Vor zwei Wochen ereignete sich der nachfolgende Vorfall. Ich ging in Wilmersdorf in Berlin spazieren. An einer stark befahrenen Kreuzung hörte ich hinter mir plötzlich quietschende Reifen und einen lauten Knall. Ich drehte mich um und sah einen am Boden liegenden Rennradler, der mit einem Auto soeben zusammengestoßen war. Instinktiv eilte ich zu dem Radfahrer, um ihm zu helfen. Mit meinem Handy rief ich einen Rettungswagen herbei. Der Radfahrer stand offensichtlich unter Schock und klagte über Schmerzen am Arm und an der Hüfte. Währenddessen sprang der am Unfall beteiligte Pkw-Fahrer aus seinem Wagen und hatte nichts anderes zu tun, als nachzuschauen, ob sein Auto durch den Aufprall Kratzer abbekommen hatte. Gleichzeitig eilte ein sichtlich erregter Passant herbei, um den immer noch am Boden liegenden verletzten Radfahrer anzuherrschen, wie dieser dazu komme, bei "Rot" über die Ampel zu fahren.
Ein anderer ebenso aufgebrachter Pkw-Fahrer, der den Unfall offenbar auch gesehen hatte, machte den Radfahrer ebenfalls "zur Schnecke" und bot sich als Zeuge an. Er werde gerne alles bestätigen, der Radfahrer sei eindeutig schuld gewesen, ganz klar. In diesem Moment platzte mir der Kragen, was nicht gerade häufig vorkommt. Ich fragte in die Runde, weshalb keiner der drei sichtlich erregten Passanten daran denke, sich um den verletzten Radfahrer zu kümmern. Statt dem Verletzten beizustehen, würden alle nur über diesen herfallen und ihn beschimpfen.
Daraufhin zogen sich zwei der Zeugen mit beleidigter Miene zurück, und der Fahrer des Unfallwagens entschuldigte sich kleinlaut mit der Begründung, dies sei sein erster Unfall. Seine Beifahrerin hatte es - nebenbei bemerkt - nicht einmal für nötig gehalten, aus dem Wagen zu steigen. Nachdem der Rettungswagen eingetroffen war, konnte auch ich mich auf den Heimweg machen, allerdings mit sehr gemischten Gefühlen.

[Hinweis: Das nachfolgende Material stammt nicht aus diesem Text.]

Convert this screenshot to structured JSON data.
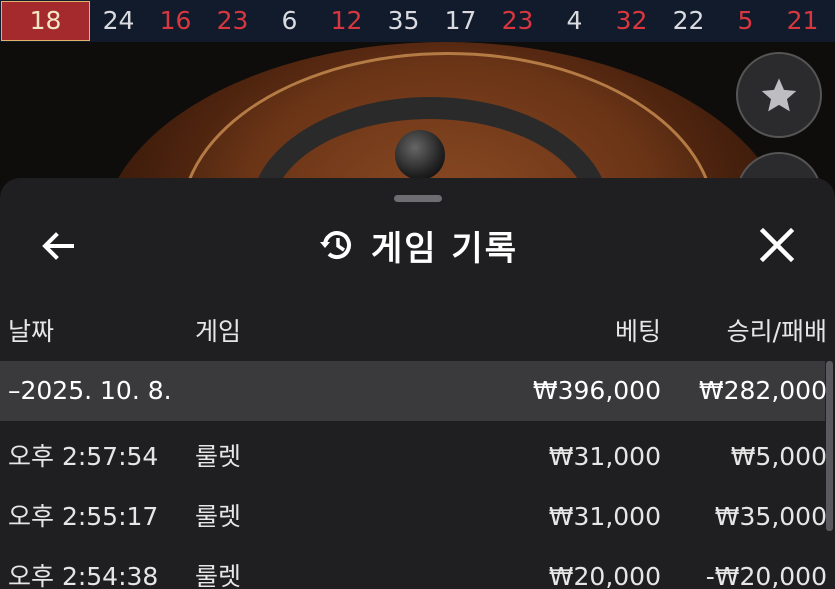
{
  "recent_numbers": [
    {
      "value": "18",
      "color": "red",
      "current": true
    },
    {
      "value": "24",
      "color": "black"
    },
    {
      "value": "16",
      "color": "red"
    },
    {
      "value": "23",
      "color": "red"
    },
    {
      "value": "6",
      "color": "black"
    },
    {
      "value": "12",
      "color": "red"
    },
    {
      "value": "35",
      "color": "black"
    },
    {
      "value": "17",
      "color": "black"
    },
    {
      "value": "23",
      "color": "red"
    },
    {
      "value": "4",
      "color": "black"
    },
    {
      "value": "32",
      "color": "red"
    },
    {
      "value": "22",
      "color": "black"
    },
    {
      "value": "5",
      "color": "red"
    },
    {
      "value": "21",
      "color": "red"
    }
  ],
  "colors": {
    "red": "#d8373f",
    "black": "#d9dbe0",
    "sheet": "#1f1f21",
    "date_row": "#3a3a3d"
  },
  "sheet": {
    "title": "게임 기록",
    "title_icon": "history-icon",
    "back_icon": "arrow-left-icon",
    "close_icon": "close-icon"
  },
  "table": {
    "headers": {
      "date": "날짜",
      "game": "게임",
      "bet": "베팅",
      "result": "승리/패배"
    },
    "date_group": {
      "label": "–2025. 10. 8.",
      "bet": "₩396,000",
      "result": "₩282,000"
    },
    "rows": [
      {
        "time": "오후 2:57:54",
        "game": "룰렛",
        "bet": "₩31,000",
        "result": "₩5,000"
      },
      {
        "time": "오후 2:55:17",
        "game": "룰렛",
        "bet": "₩31,000",
        "result": "₩35,000"
      },
      {
        "time": "오후 2:54:38",
        "game": "룰렛",
        "bet": "₩20,000",
        "result": "-₩20,000"
      }
    ]
  }
}
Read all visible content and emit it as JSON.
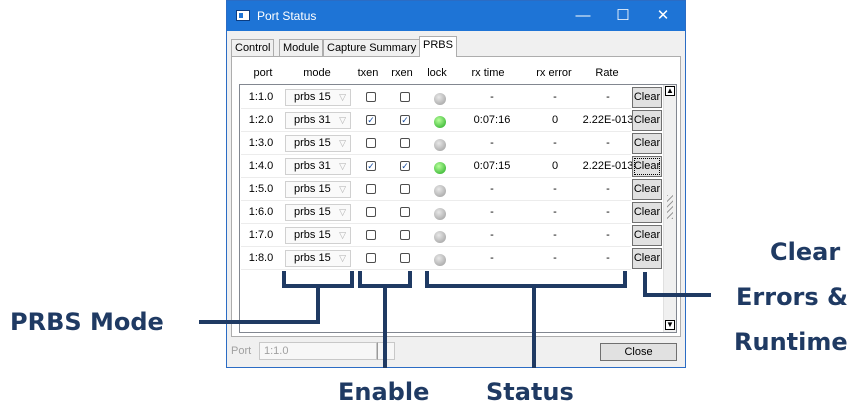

Danach ging mir dann immer wieder eine Frage durch den Kopf: Weshalb hatten die Passanten sofort auf den hilflosen verletzten Radfahrer verbal eingedroschen statt ihm beizustehen? Was kann Menschen so in Rage bringen, dass sie derart umbarmherzig reagieren? Ich habe darauf keine schlüssigen Antworten und erst recht keine nachvollziehbaren Entschuldigungen gefunden. Auch ich selber habe mich sicher schon mehr als einmal aufgeregt über allzu undisziplinierte Radfahrer, die keine Verkehrsregeln zu kennen scheinen. Das darf mich aber doch auf gar keinen Fall dazu verleiten, einem in Not geratenen Menschen Hilfe zu verweigern!
Szenenwechsel: An einem Sonntagmorgen sitze ich am Frühstückstisch und habe endlich mal wieder Ruhe und Muße, die Zeitungen ausführlich zu lesen, was nicht gerade häufig der Fall ist. Und beim Aufschlagen der Sportseiten, bleibe ich sozusagen "hängen" bei einem Bericht über die recht kritischen und freimütigen Äußerungen eines Fußballspielers. Sie werden schon ahnen, es handelt sich um Phillip Lahm von Bayern München.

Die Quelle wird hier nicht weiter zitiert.